– С добрым утром, Эрих, – поздоровался с солдатом Райнер. – Неважно выглядишь. Как она?

– Мы разговаривали до самого утра, господин майор. Ей очень тяжело, но она намерена уже через несколько дней приступить к работе.

– Райнер, отвезите меня к ней. Я хочу быть рядом, когда она проснется, – попросила Таисия.

– Да, дорогая. Эрих, выпей кофе, перекуси и поедем.

– Я поухаживаю, Эрих.

– Спасибо, фройлен. Буду благодарен, если сделаете покрепче.

Позавтракав, немцы отвезли Тасю к Галине, а сами поехали на завод. С производством все складывалось удачно. Провели испытания на прочность изделий, и на территории завода уже складировались поддоны с готовой продукцией. Райнер готовил отчет, когда в кабинет вошел полковник Кенинг.

– Приветствую, майор! Решил вас навестить по пути в лагерь.

– Хайль Гитлер! Рад видеть вас, господин оберст! В лагерь с определенной целью, или как?

– Да, есть интерес. Вчера привезли русских военнопленных.

– Что ж такого в них интересного? Меня еще не проинформировали. А я сегодня туда не собирался.

– Это женщины. Не хотите проехать со мной? Или вас по-прежнему никто не интересует, кроме вашей русской? Она уже оклемалась после рук доктора Зеемана?

– Спасибо. Она восстанавливается. В постели она меня устраивает. По крайней мере, пока, а там будет видно!

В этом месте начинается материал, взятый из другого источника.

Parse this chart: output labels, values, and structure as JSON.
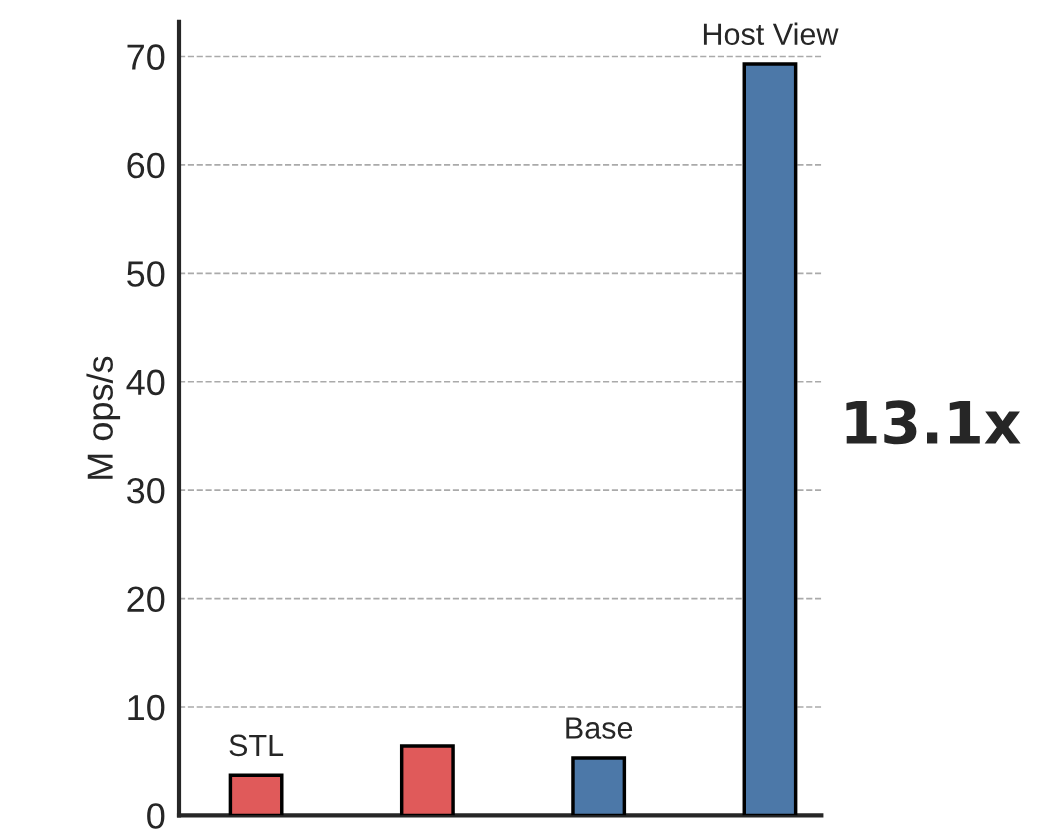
{
  "chart_data": {
    "type": "bar",
    "categories": [
      "STL",
      null,
      "Base",
      "Host View"
    ],
    "values": [
      3.7,
      6.4,
      5.3,
      69.3
    ],
    "colors": [
      "#e05a5a",
      "#e05a5a",
      "#4c78a8",
      "#4c78a8"
    ],
    "ylabel": "M ops/s",
    "ylim": [
      0,
      73.2
    ],
    "yticks": [
      0,
      10,
      20,
      30,
      40,
      50,
      60,
      70
    ],
    "grid": "y",
    "tick_labels": "y",
    "annotations": [
      "13.1x"
    ]
  }
}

– Ладно, Райнер, не злись. Хоть она и русская, но чертовски красивая.

– А что за интерес к русским женщинам?

– В рейхе решили, что пустующее здание электромеханического завода напрасно застаивается, и есть планы использовать его под производство оружия, химического оружия. На днях приезжают специалисты, чтобы полностью оценить обстановку, и в случае положительного принятия решения не будут терять времени даром. Это вредное производство, на котором и будут трудиться русские фанатки фронта. Я хочу лично их увидеть. Возможно, парочку-другую я возьму в город для других целей. Кстати, а где ваша помощница?

– Она приболела, и я позволил ей несколько дней отлежаться дома.

– Райнер, с русскими надо быть строже. Они такие симулянты! Значит, вы не со мной?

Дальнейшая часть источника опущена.